2 (10-ounce) boxes frozen chopped spinach
4 large eggs
1 medium onion, chopped
2 tablespoons olive oil
1 1/4 cups half-and-half
1 teaspoon chopped fresh thyme
1/8 teaspoon freshly grated nutmeg
3/4 teaspoon salt
1/2 teaspoon coarsely ground black pepper

Preparation

  1. Step 1

    Cook spinach according to package directions.

    Step 2

    Cover eggs with cold water by 1 inch in a 2-quart heavy saucepan and bring to a rolling boil, partially covered. Reduce heat to low and cook, covered, 30 seconds. Remove from heat and let stand, covered, 15 minutes.

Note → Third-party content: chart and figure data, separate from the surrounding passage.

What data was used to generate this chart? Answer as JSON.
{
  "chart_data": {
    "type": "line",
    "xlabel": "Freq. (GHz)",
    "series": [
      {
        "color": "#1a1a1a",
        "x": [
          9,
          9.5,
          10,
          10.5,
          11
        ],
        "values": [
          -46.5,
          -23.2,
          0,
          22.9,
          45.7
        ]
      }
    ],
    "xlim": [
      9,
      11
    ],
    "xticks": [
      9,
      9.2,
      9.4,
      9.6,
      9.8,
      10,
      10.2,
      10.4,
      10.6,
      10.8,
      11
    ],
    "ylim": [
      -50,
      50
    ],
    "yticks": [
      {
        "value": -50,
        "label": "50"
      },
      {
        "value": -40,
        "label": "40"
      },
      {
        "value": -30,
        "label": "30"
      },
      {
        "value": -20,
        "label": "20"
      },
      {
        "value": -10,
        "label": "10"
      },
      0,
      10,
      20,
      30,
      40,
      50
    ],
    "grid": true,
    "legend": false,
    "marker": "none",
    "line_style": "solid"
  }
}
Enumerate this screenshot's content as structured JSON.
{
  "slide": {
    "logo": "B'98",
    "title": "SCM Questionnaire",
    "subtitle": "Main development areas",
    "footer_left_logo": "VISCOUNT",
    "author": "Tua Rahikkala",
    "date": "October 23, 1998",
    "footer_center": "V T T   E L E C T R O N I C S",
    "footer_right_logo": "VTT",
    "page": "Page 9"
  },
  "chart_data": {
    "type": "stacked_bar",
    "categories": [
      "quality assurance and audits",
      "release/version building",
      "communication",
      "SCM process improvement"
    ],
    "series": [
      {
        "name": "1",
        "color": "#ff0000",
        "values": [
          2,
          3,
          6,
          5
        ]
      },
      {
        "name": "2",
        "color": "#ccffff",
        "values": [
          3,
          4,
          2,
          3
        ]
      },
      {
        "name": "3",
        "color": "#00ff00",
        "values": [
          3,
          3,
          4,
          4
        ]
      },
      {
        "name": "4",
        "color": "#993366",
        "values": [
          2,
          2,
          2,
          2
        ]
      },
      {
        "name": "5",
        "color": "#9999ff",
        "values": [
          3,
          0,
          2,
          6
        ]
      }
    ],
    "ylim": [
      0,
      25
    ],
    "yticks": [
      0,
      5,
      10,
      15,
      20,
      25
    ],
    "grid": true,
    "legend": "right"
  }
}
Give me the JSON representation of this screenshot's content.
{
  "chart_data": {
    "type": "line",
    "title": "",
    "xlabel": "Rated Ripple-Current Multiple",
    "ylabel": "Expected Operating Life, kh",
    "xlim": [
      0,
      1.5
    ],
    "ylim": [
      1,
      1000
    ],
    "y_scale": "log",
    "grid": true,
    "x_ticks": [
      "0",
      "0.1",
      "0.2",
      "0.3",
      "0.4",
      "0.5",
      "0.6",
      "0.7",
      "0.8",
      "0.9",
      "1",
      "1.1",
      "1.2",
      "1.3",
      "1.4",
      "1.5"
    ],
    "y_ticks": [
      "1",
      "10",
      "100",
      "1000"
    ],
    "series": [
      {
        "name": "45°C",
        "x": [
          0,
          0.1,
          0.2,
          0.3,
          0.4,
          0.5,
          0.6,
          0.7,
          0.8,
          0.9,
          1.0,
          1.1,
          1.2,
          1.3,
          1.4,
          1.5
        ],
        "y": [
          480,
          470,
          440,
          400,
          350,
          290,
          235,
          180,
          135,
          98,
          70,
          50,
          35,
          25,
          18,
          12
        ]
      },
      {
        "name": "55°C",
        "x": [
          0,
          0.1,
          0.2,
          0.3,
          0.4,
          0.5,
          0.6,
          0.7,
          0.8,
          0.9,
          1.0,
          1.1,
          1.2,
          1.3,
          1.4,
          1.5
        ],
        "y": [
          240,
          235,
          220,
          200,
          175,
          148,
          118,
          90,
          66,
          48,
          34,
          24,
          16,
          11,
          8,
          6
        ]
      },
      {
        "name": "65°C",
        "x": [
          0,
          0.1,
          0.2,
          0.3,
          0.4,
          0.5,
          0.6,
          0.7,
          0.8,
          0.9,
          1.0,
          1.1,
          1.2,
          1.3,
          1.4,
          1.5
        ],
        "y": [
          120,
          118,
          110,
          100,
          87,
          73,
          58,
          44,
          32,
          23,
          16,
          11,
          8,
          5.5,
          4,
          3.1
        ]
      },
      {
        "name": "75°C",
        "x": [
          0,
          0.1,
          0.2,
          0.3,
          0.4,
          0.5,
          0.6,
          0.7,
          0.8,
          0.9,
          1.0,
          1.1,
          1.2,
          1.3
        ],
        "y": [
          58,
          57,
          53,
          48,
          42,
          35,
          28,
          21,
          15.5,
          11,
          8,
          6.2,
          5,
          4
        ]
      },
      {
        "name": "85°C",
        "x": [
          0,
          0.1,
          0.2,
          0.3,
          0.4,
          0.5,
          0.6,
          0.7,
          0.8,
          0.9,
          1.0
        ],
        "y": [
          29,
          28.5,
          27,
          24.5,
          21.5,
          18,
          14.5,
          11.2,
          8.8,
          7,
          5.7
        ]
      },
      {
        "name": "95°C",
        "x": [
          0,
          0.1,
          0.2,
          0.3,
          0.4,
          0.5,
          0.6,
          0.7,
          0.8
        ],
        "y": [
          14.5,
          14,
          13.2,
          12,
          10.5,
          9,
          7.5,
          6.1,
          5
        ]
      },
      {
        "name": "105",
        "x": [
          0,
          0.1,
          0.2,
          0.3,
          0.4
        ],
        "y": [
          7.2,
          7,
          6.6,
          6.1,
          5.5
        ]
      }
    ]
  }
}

Transfer eggs with a slotted spoon to a bowl of ice and cold water and cool 1 minute. Peel eggs and quarter lengthwise.

    Step 3

    While eggs are standing, cook onion in oil in a 12-inch heavy skillet over moderately high heat, stirring occasionally, until softened and browned, about 8 minutes. Add half-and-half, thyme, and nutmeg and briskly simmer, stirring occasionally, until liquid is reduced by one third and slightly thickened, 2 to 3 minutes. Add spinach, salt, and pepper and simmer, stirring occasionally, until spinach is heated through, about 2 minutes.

    Step 4

    Transfer spinach mixture to a serving dish, then top with eggs and season with salt and pepper.